In the announcement, Kirsty Lloyd-Jukes, Co-founder & CEO at Stateful Robotics, said:
Robotics has moved from static arms, to mobile units in tightly controlled environments, and now into hybrid-human spaces like factories, hospitals and energy infrastructure. This progression demands a form of intelligence that can reason about changing context over time - not just react to a single camera frame or prompt. Stateful Robotics is tackling that challenge with a novel form of AI that can support mixed forms of robots that are genuinely useful in the industrial settings where mass commercial adoption is likely to happen first.
In the announcement, Nick Hawes, Co-founder & Chief Scientist at Stateful Robotics, said:
Mobile robots promise significant productivity gains, but scaling them requires constant reliability and clear, measurable outcomes in the real world. Most robots excel at "what now," but fail at "what next," especially when "next" is defined over hours and days, not just minutes. By maintaining a live model of each deployment based on patterns over time, our platform ensures that robots – be they single robot, robot fleets or human-robot teams – perform reliably and consistently.
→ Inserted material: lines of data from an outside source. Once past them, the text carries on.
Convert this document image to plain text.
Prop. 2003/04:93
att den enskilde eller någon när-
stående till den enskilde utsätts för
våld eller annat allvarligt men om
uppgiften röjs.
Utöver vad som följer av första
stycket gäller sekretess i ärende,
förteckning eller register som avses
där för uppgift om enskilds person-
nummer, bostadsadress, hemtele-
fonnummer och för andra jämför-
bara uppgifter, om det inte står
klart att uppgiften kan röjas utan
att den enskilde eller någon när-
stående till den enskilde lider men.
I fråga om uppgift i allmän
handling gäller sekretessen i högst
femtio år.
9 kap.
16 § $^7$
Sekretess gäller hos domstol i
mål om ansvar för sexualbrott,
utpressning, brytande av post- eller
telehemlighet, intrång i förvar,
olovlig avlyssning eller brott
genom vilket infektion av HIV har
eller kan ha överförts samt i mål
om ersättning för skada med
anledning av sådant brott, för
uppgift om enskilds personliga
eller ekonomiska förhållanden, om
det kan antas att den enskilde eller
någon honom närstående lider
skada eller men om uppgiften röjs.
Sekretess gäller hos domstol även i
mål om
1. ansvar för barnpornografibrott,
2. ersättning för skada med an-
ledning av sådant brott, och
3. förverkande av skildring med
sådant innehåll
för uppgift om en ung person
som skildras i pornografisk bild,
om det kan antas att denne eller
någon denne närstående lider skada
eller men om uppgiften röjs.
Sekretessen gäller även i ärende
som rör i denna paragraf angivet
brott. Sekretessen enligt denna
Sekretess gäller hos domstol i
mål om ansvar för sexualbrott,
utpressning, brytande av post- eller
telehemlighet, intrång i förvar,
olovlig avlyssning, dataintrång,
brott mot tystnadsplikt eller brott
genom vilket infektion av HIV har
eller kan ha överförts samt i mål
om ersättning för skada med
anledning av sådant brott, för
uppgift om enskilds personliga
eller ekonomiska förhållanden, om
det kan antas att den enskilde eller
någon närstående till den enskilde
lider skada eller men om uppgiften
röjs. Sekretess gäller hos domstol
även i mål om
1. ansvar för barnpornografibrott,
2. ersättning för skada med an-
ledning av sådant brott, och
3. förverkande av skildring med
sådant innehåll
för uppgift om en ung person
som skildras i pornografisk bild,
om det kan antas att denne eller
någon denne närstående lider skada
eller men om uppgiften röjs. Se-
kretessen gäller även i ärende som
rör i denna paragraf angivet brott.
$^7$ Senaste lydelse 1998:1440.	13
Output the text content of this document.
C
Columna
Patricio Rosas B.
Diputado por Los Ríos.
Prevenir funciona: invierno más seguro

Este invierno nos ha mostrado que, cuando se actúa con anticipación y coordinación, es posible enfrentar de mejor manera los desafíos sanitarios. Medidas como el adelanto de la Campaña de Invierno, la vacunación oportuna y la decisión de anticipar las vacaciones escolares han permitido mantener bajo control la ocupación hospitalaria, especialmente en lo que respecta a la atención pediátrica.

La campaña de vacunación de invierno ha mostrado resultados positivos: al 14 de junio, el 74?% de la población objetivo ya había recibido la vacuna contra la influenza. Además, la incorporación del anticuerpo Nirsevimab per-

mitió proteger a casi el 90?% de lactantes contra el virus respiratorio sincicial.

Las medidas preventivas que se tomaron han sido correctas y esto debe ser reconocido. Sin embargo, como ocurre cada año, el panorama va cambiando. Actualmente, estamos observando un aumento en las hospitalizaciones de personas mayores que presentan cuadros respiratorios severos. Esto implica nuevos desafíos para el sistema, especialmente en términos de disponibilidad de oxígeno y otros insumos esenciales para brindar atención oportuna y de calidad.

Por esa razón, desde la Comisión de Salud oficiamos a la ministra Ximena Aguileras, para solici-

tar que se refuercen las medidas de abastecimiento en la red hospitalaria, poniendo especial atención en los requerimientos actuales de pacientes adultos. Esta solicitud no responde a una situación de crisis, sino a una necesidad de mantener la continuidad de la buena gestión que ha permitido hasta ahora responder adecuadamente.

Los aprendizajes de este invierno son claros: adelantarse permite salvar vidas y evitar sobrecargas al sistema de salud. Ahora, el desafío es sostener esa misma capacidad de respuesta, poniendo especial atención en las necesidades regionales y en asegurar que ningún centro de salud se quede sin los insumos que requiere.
The round highlights a familiar pattern in UK robotics: hardware progress is outpacing the software needed to operate reliably at scale. Startups that combine academic research with pragmatic industrial deployments — particularly those rooted in UK universities such as Oxford — continue to attract early capital. If Stateful Robotics can translate pilots in logistics and infrastructure into repeatable commercial contracts, the company could join a small group proving that persistent operational memory is a commercially valuable layer for robot deployments across Europe.